The US Government is not satisfied with being number two, and is eager to surpass China. As per Obama's Executive Order, DoD, Department of Energy along with the National Science Foundation will lead the initiative.

Let the race continue, wish China continues to maintain the top spot.
 
The US Government is not satisfied with being number two, and is eager to surpass China. As per Obama's Executive Order, DoD, Department of Energy along with the National Science Foundation will lead the initiative.

Let the race continue, wish China continues to maintain the top spot.

Let The Good vs The Evil game begin! :bounce:
 
These high speed super computer are very critical. They help build Y-20,C919, W14 glider , CZ-5 rocket and many other system by conducting accurate simulation.

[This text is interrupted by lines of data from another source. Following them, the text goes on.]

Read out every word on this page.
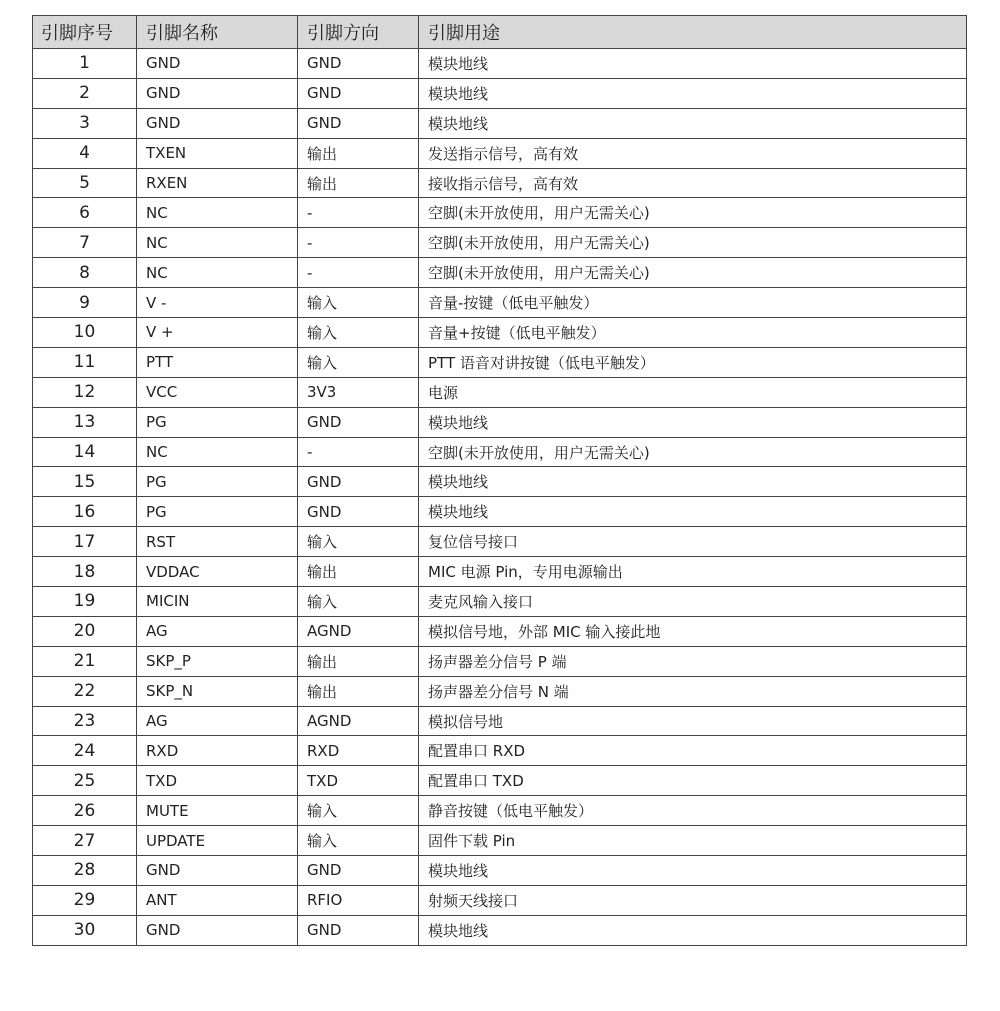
引脚序号	引脚名称	引脚方向	引脚用途
1	GND	GND	模块地线
2	GND	GND	模块地线
3	GND	GND	模块地线
4	TXEN	输出	发送指示信号，高有效
5	RXEN	输出	接收指示信号，高有效
6	NC	-	空脚(未开放使用，用户无需关心)
7	NC	-	空脚(未开放使用，用户无需关心)
8	NC	-	空脚(未开放使用，用户无需关心)
9	V -	输入	音量-按键（低电平触发）
10	V +	输入	音量+按键（低电平触发）
11	PTT	输入	PTT 语音对讲按键（低电平触发）
12	VCC	3V3	电源
13	PG	GND	模块地线
14	NC	-	空脚(未开放使用，用户无需关心)
15	PG	GND	模块地线
16	PG	GND	模块地线
17	RST	输入	复位信号接口
18	VDDAC	输出	MIC 电源 Pin，专用电源输出
19	MICIN	输入	麦克风输入接口
20	AG	AGND	模拟信号地，外部 MIC 输入接此地
21	SKP_P	输出	扬声器差分信号 P 端
22	SKP_N	输出	扬声器差分信号 N 端
23	AG	AGND	模拟信号地
24	RXD	RXD	配置串口 RXD
25	TXD	TXD	配置串口 TXD
26	MUTE	输入	静音按键（低电平触发）
27	UPDATE	输入	固件下载 Pin
28	GND	GND	模块地线
29	ANT	RFIO	射频天线接口
30	GND	GND	模块地线
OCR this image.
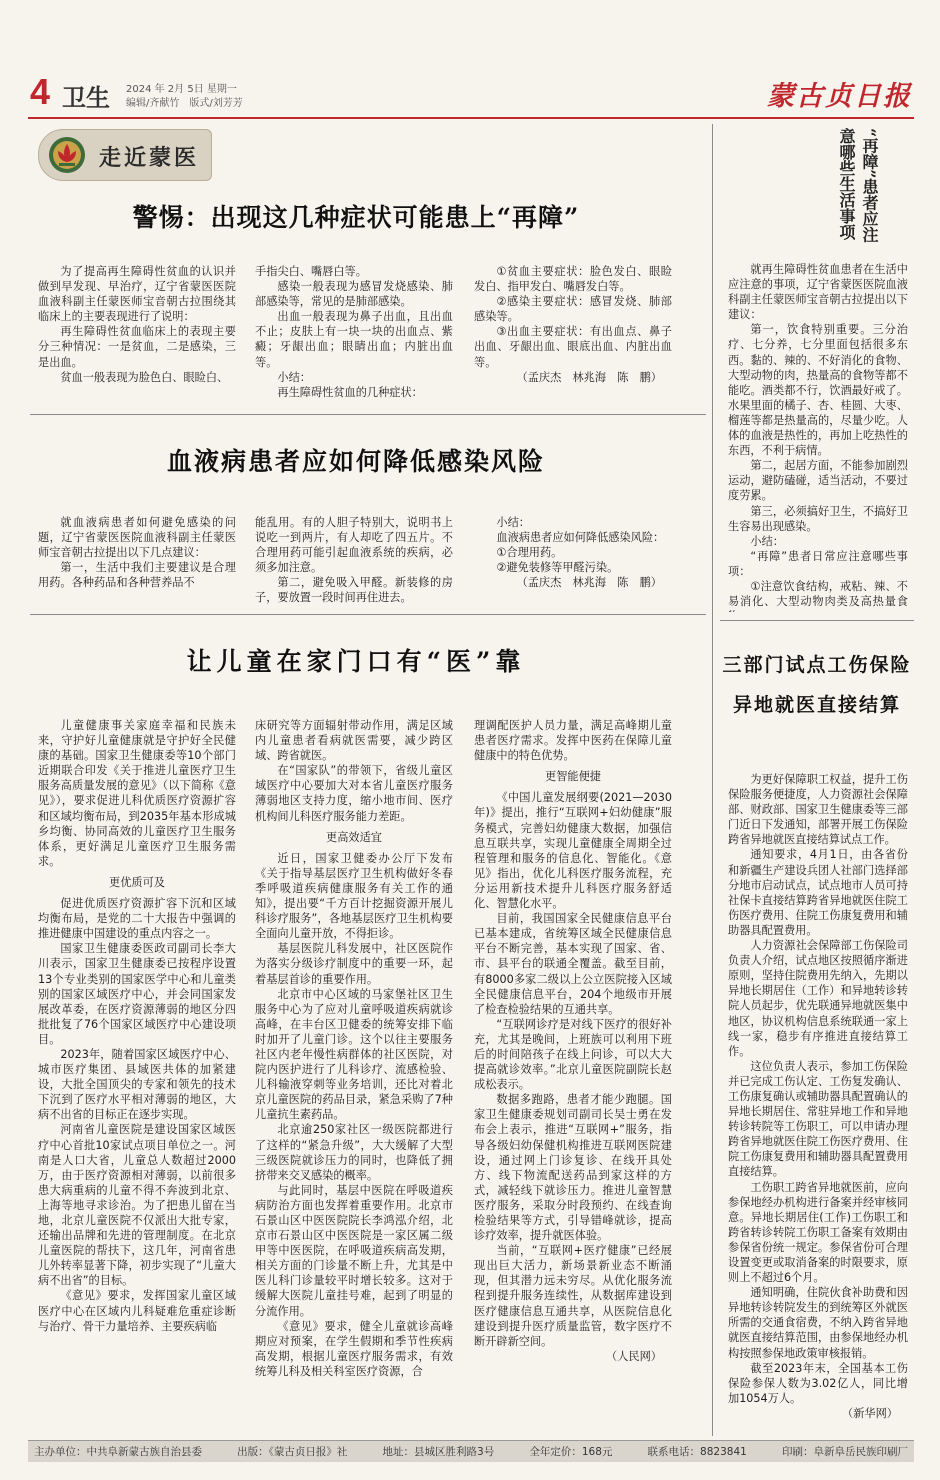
4 卫生 2024 年 2月 5日 星期一
编辑/齐献竹　版式/刘芳芳	蒙古贞日报
走近蒙医
警惕：出现这几种症状可能患上“再障”

为了提高再生障碍性贫血的认识并做到早发现、早治疗，辽宁省蒙医医院血液科副主任蒙医师宝音朝古拉围绕其临床上的主要表现进行了说明：

再生障碍性贫血临床上的表现主要分三种情况：一是贫血，二是感染，三是出血。

贫血一般表现为脸色白、眼睑白、

手指尖白、嘴唇白等。

感染一般表现为感冒发烧感染、肺部感染等，常见的是肺部感染。

出血一般表现为鼻子出血，且出血不止；皮肤上有一块一块的出血点、紫癜；牙龈出血；眼睛出血；内脏出血等。

小结：

再生障碍性贫血的几种症状：

①贫血主要症状：脸色发白、眼睑发白、指甲发白、嘴唇发白等。

②感染主要症状：感冒发烧、肺部感染等。

③出血主要症状：有出血点、鼻子出血、牙龈出血、眼底出血、内脏出血等。

（孟庆杰　林兆海　陈　鹏）

血液病患者应如何降低感染风险

就血液病患者如何避免感染的问题，辽宁省蒙医医院血液科副主任蒙医师宝音朝古拉提出以下几点建议：

第一，生活中我们主要建议是合理用药。各种药品和各种营养品不

能乱用。有的人胆子特别大，说明书上说吃一到两片，有人却吃了四五片。不合理用药可能引起血液系统的疾病，必须多加注意。

第二，避免吸入甲醛。新装修的房子，要放置一段时间再住进去。

小结：

血液病患者应如何降低感染风险：

①合理用药。

②避免装修等甲醛污染。

（孟庆杰　林兆海　陈　鹏）

让儿童在家门口有“医”靠

儿童健康事关家庭幸福和民族未来，守护好儿童健康就是守护好全民健康的基础。国家卫生健康委等10个部门近期联合印发《关于推进儿童医疗卫生服务高质量发展的意见》（以下简称《意见》），要求促进儿科优质医疗资源扩容和区域均衡布局，到2035年基本形成城乡均衡、协同高效的儿童医疗卫生服务体系，更好满足儿童医疗卫生服务需求。

更优质可及

促进优质医疗资源扩容下沉和区域均衡布局，是党的二十大报告中强调的推进健康中国建设的重点内容之一。

国家卫生健康委医政司副司长李大川表示，国家卫生健康委已按程序设置13个专业类别的国家医学中心和儿童类别的国家区域医疗中心，并会同国家发展改革委，在医疗资源薄弱的地区分四批批复了76个国家区域医疗中心建设项目。

2023年，随着国家区域医疗中心、城市医疗集团、县域医共体的加紧建设，大批全国顶尖的专家和领先的技术下沉到了医疗水平相对薄弱的地区，大病不出省的目标正在逐步实现。

河南省儿童医院是建设国家区域医疗中心首批10家试点项目单位之一。河南是人口大省，儿童总人数超过2000万，由于医疗资源相对薄弱，以前很多患大病重病的儿童不得不奔波到北京、上海等地寻求诊治。为了把患儿留在当地，北京儿童医院不仅派出大批专家，还输出品牌和先进的管理制度。在北京儿童医院的帮扶下，这几年，河南省患儿外转率显著下降，初步实现了“儿童大病不出省”的目标。

《意见》要求，发挥国家儿童区域医疗中心在区域内儿科疑难危重症诊断与治疗、骨干力量培养、主要疾病临

床研究等方面辐射带动作用，满足区域内儿童患者看病就医需要，减少跨区域、跨省就医。

在“国家队”的带领下，省级儿童区域医疗中心要加大对本省儿童医疗服务薄弱地区支持力度，缩小地市间、医疗机构间儿科医疗服务能力差距。

更高效适宜

近日，国家卫健委办公厅下发布《关于指导基层医疗卫生机构做好冬春季呼吸道疾病健康服务有关工作的通知》，提出要“千方百计挖掘资源开展儿科诊疗服务”，各地基层医疗卫生机构要全面向儿童开放，不得拒诊。

基层医院儿科发展中，社区医院作为落实分级诊疗制度中的重要一环，起着基层首诊的重要作用。

北京市中心区域的马家堡社区卫生服务中心为了应对儿童呼吸道疾病就诊高峰，在丰台区卫健委的统筹安排下临时加开了儿童门诊。这个以往主要服务社区内老年慢性病群体的社区医院，对院内医护进行了儿科诊疗、流感检验、儿科输液穿刺等业务培训，还比对着北京儿童医院的药品目录，紧急采购了7种儿童抗生素药品。

北京逾250家社区一级医院都进行了这样的“紧急升级”，大大缓解了大型三级医院就诊压力的同时，也降低了拥挤带来交叉感染的概率。

与此同时，基层中医院在呼吸道疾病防治方面也发挥着重要作用。北京市石景山区中医医院院长李鸿泓介绍，北京市石景山区中医医院是一家区属二级甲等中医医院，在呼吸道疾病高发期，相关方面的门诊量不断上升，尤其是中医儿科门诊量较平时增长较多。这对于缓解大医院儿童挂号难，起到了明显的分流作用。

《意见》要求，健全儿童就诊高峰期应对预案，在学生假期和季节性疾病高发期，根据儿童医疗服务需求，有效统筹儿科及相关科室医疗资源，合

理调配医护人员力量，满足高峰期儿童患者医疗需求。发挥中医药在保障儿童健康中的特色优势。

更智能便捷

《中国儿童发展纲要(2021—2030年)》提出，推行“互联网+妇幼健康”服务模式，完善妇幼健康大数据，加强信息互联共享，实现儿童健康全周期全过程管理和服务的信息化、智能化。《意见》指出，优化儿科医疗服务流程，充分运用新技术提升儿科医疗服务舒适化、智慧化水平。

目前，我国国家全民健康信息平台已基本建成，省统筹区域全民健康信息平台不断完善，基本实现了国家、省、市、县平台的联通全覆盖。截至目前，有8000多家二级以上公立医院接入区域全民健康信息平台，204个地级市开展了检查检验结果的互通共享。

“互联网诊疗是对线下医疗的很好补充，尤其是晚间，上班族可以利用下班后的时间陪孩子在线上问诊，可以大大提高就诊效率。”北京儿童医院副院长赵成松表示。

数据多跑路，患者才能少跑腿。国家卫生健康委规划司副司长吴士勇在发布会上表示，推进“互联网+”服务，指导各级妇幼保健机构推进互联网医院建设，通过网上门诊复诊、在线开具处方、线下物流配送药品到家这样的方式，减轻线下就诊压力。推进儿童智慧医疗服务，采取分时段预约、在线查询检验结果等方式，引导错峰就诊，提高诊疗效率，提升就医体验。

当前，“互联网+医疗健康”已经展现出巨大活力，新场景新业态不断涌现，但其潜力远未穷尽。从优化服务流程到提升服务连续性，从数据库建设到医疗健康信息互通共享，从医院信息化建设到提升医疗质量监管，数字医疗不断开辟新空间。

（人民网）

“再障”患者应注意哪些生活事项

就再生障碍性贫血患者在生活中应注意的事项，辽宁省蒙医医院血液科副主任蒙医师宝音朝古拉提出以下建议：

第一，饮食特别重要。三分治疗、七分养，七分里面包括很多东西。黏的、辣的、不好消化的食物、大型动物的肉，热量高的食物等都不能吃。酒类都不行，饮酒最好戒了。水果里面的橘子、杏、桂圆、大枣、榴莲等都是热量高的，尽量少吃。人体的血液是热性的，再加上吃热性的东西，不利于病情。

第二，起居方面，不能参加剧烈运动，避防磕碰，适当活动，不要过度劳累。

第三，必须搞好卫生，不搞好卫生容易出现感染。

小结：

“再障”患者日常应注意哪些事项：

①注意饮食结构，戒粘、辣、不易消化、大型动物肉类及高热量食

三部门试点工伤保险
异地就医直接结算

为更好保障职工权益，提升工伤保险服务便捷度，人力资源社会保障部、财政部、国家卫生健康委等三部门近日下发通知，部署开展工伤保险跨省异地就医直接结算试点工作。

通知要求，4月1日，由各省份和新疆生产建设兵团人社部门选择部分地市启动试点，试点地市人员可持社保卡直接结算跨省异地就医住院工伤医疗费用、住院工伤康复费用和辅助器具配置费用。

人力资源社会保障部工伤保险司负责人介绍，试点地区按照循序渐进原则，坚持住院费用先纳入，先期以异地长期居住（工作）和异地转诊转院人员起步，优先联通异地就医集中地区，协议机构信息系统联通一家上线一家，稳步有序推进直接结算工作。

这位负责人表示，参加工伤保险并已完成工伤认定、工伤复发确认、工伤康复确认或辅助器具配置确认的异地长期居住、常驻异地工作和异地转诊转院等工伤职工，可以申请办理跨省异地就医住院工伤医疗费用、住院工伤康复费用和辅助器具配置费用直接结算。

工伤职工跨省异地就医前，应向参保地经办机构进行备案并经审核同意。异地长期居住(工作)工伤职工和跨省转诊转院工伤职工备案有效期由参保省份统一规定。参保省份可合理设置变更或取消备案的时限要求，原则上不超过6个月。

通知明确，住院伙食补助费和因异地转诊转院发生的到统筹区外就医所需的交通食宿费，不纳入跨省异地就医直接结算范围，由参保地经办机构按照参保地政策审核报销。

截至2023年末，全国基本工伤保险参保人数为3.02亿人，同比增加1054万人。

（新华网）

主办单位：中共阜新蒙古族自治县委	出版：《蒙古贞日报》社	地址：县城区胜利路3号	全年定价：168元	联系电话：8823841	印刷：阜新阜岳民族印刷厂
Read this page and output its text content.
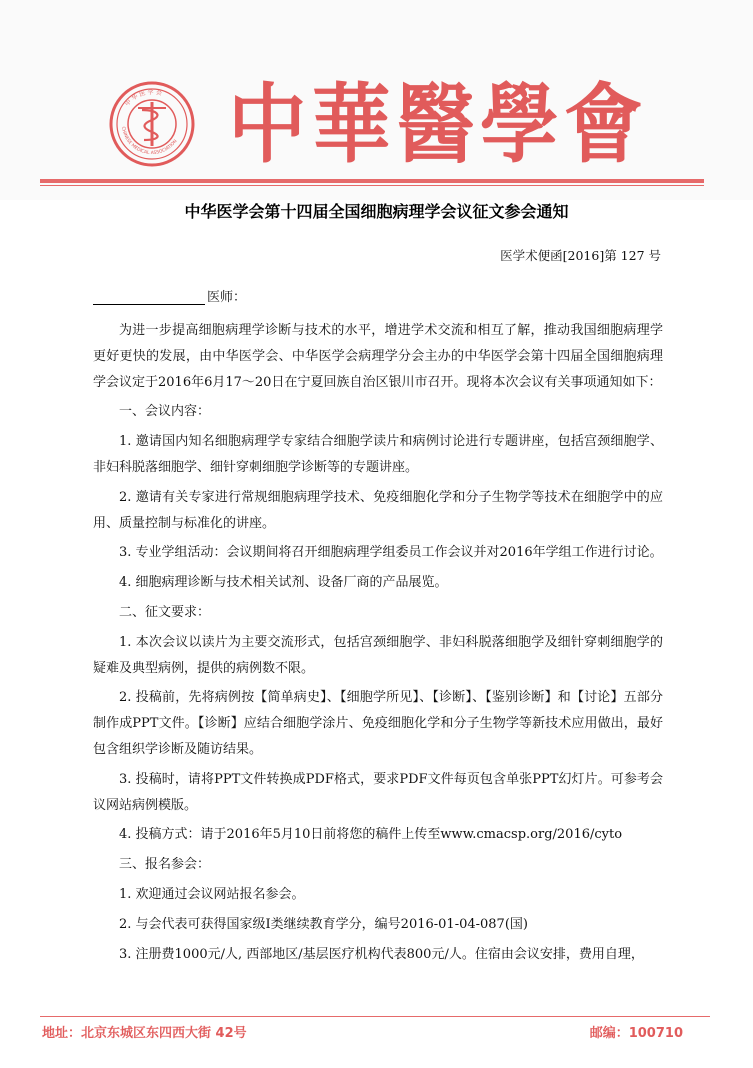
中 华 医 学 会
CHINESE MEDICAL ASSOCIATION 中華醫學會
中华医学会第十四届全国细胞病理学会议征文参会通知
医学术便函[2016]第 127 号
医师：

为进一步提高细胞病理学诊断与技术的水平，增进学术交流和相互了解，推动我国细胞病理学更好更快的发展，由中华医学会、中华医学会病理学分会主办的中华医学会第十四届全国细胞病理学会议定于2016年6月17～20日在宁夏回族自治区银川市召开。现将本次会议有关事项通知如下：

一、会议内容：

1. 邀请国内知名细胞病理学专家结合细胞学读片和病例讨论进行专题讲座，包括宫颈细胞学、非妇科脱落细胞学、细针穿刺细胞学诊断等的专题讲座。

2. 邀请有关专家进行常规细胞病理学技术、免疫细胞化学和分子生物学等技术在细胞学中的应用、质量控制与标准化的讲座。

3. 专业学组活动：会议期间将召开细胞病理学组委员工作会议并对2016年学组工作进行讨论。

4. 细胞病理诊断与技术相关试剂、设备厂商的产品展览。

二、征文要求：

1. 本次会议以读片为主要交流形式，包括宫颈细胞学、非妇科脱落细胞学及细针穿刺细胞学的疑难及典型病例，提供的病例数不限。

2. 投稿前，先将病例按【简单病史】、【细胞学所见】、【诊断】、【鉴别诊断】和【讨论】五部分制作成PPT文件。【诊断】应结合细胞学涂片、免疫细胞化学和分子生物学等新技术应用做出，最好包含组织学诊断及随访结果。

3. 投稿时，请将PPT文件转换成PDF格式，要求PDF文件每页包含单张PPT幻灯片。可参考会议网站病例模版。

4. 投稿方式：请于2016年5月10日前将您的稿件上传至www.cmacsp.org/2016/cyto

三、报名参会：

1. 欢迎通过会议网站报名参会。

2. 与会代表可获得国家级Ⅰ类继续教育学分，编号2016-01-04-087(国)

3. 注册费1000元/人, 西部地区/基层医疗机构代表800元/人。住宿由会议安排，费用自理，

地址：北京东城区东四西大街 42号	邮编：100710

Yes, supercomputers are used for many purposes, some critical to national security (like the weaponry you just mention) and the country's economic viability. Scientists could use supercomputer to pioneer research into all fields ranging from nuclear energy to climate change.
 
The US Government is not satisfied with being number two, and is eager to surpass China. As per Obama's Executive Order, DoD, Department of Energy along with the National Science Foundation will lead the initiative.

Let the race continue, wish China continues to maintain the top spot.

The US is already number one in supercomputer technologies and core competencies.

Also, developing an exa scale is fundamentally different from current supercomputers, because the greatest thing required right now is research to reduce energy consumption per TFlop.

While, you can have an exa scale, with present technologies, the power consumption will be simply massive, and the system would be of no much use.
 
The US is already number one in supercomputer technologies and core competencies.

Also, developing an exa scale is fundamentally different from current supercomputers, because the greatest thing required right now is research to reduce energy consumption per TFlop.

While, you can have an exa scale, with present technologies, the power consumption will be simply massive, and the system would be of no much use.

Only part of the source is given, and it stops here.